Rabu, 21 Agustus 2013

Deislamisasi Walisongo Secara Sistematis Oleh Penjajah Belanda

Oleh:

Sayyid Iwan Mahmoed Al-Fattah Azmatkhan



Berbicara tentang sejarah islam dinusantara, dapat dikatakan jika fakta sejarah yang beredar kini sangat tidak seimbang dengan fakta sejarah yang lain, terutama sejarah islam. Dari sekian banyak fakta sejarah yang banyak terlupakan pada kalangan sejarawan, sejarah islam ini sering tidak diangkat, sejarawan lebih banyak "terpukau" dengan fakta sejarah yang dimiliki budaya yang hindu dan budha sentris, namun ketika mereka berbicara sejarah islam, tiba-tiba muncul sikap "malas' dan tidak ambil pusing dengan data sejarah islam. Diantara fakta sejarah yang sering jarang diangkat oleh para sejarawan adalah walisongo, bila dibandingkan dengan fakta sejarah, fakta sejarah walisongo dapat dikatakan sangat minim untuk dimunculkan.

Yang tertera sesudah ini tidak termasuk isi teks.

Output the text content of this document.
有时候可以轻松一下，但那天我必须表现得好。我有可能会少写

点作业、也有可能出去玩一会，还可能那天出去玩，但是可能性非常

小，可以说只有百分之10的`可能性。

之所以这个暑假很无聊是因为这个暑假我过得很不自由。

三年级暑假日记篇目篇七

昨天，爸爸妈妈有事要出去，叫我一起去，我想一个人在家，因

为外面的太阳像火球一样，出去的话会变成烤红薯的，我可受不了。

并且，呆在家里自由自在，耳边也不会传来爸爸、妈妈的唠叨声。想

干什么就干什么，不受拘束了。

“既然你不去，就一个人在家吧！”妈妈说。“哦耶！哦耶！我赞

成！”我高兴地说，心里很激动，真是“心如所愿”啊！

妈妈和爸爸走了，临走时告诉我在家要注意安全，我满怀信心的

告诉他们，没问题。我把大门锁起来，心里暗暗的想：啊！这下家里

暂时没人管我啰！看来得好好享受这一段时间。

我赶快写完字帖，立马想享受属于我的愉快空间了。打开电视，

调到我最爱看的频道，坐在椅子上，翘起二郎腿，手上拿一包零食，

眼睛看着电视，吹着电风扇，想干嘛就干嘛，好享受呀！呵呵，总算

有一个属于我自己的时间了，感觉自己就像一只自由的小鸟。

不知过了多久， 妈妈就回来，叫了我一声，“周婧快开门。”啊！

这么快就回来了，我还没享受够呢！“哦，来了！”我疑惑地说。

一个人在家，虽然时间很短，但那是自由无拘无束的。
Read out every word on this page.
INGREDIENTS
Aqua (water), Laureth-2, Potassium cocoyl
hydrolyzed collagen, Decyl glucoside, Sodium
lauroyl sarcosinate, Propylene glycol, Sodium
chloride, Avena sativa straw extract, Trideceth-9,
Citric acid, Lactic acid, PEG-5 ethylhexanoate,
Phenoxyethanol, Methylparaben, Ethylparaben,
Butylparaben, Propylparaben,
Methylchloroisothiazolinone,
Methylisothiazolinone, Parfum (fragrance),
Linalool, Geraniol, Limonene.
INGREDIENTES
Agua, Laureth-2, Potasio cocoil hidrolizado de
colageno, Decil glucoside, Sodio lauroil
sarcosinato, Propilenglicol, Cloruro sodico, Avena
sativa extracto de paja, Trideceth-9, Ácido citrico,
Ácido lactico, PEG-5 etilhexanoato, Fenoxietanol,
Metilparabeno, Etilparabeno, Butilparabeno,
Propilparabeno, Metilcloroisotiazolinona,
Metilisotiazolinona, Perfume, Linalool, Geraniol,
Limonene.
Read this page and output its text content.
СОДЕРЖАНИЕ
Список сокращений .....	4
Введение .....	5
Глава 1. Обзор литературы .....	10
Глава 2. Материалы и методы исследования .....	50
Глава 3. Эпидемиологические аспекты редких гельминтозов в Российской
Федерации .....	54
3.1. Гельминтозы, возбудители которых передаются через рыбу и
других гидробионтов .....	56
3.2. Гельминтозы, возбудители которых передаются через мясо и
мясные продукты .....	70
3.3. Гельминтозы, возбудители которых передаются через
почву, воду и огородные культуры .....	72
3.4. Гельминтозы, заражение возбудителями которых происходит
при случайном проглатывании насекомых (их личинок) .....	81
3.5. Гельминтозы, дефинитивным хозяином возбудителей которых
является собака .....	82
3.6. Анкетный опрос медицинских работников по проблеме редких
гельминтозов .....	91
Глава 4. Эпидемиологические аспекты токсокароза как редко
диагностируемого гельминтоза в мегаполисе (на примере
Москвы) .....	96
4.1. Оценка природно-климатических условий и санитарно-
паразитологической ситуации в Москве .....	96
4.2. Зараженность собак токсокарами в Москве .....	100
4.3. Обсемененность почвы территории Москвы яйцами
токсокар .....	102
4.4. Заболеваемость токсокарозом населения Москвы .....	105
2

Bicara walisongo kebanyakan masyarakat lebih senang dengan nuansa yang nyeleneh seperti mistik dan hal-hal yang irasional (khususnya yang bertabrakaan dengan syariat islam). Kenapa selama ini muncul sikap masyarakat seperti ini? kenapa masyarakat seolah olah "diarahkan" oleh "tangan tangan yang tersembunyi untuk lebih mempercayai walisongo dari sisi yang bertabrakan dengan logika logika umum pada masyarakat. Logika logika aneh seolah olah dipaksakan kepada masyarakat tentang kisah walisongo, walisongo lebih digambarkan kepada sosok orang sakti mandraguna ketimbang ulama yang alim, cerdas dan berkarakter. Berapa kali saya bertemu para penziarah pada makam walisongo, kebanyakan ketika membicarakan sejarah para wali, arahnya tetap saja kepada legenda dan mitos. Karomah para wali diplesetkan menjadi kisah-kisah legenda yang bertabrakan dengan syariat islam.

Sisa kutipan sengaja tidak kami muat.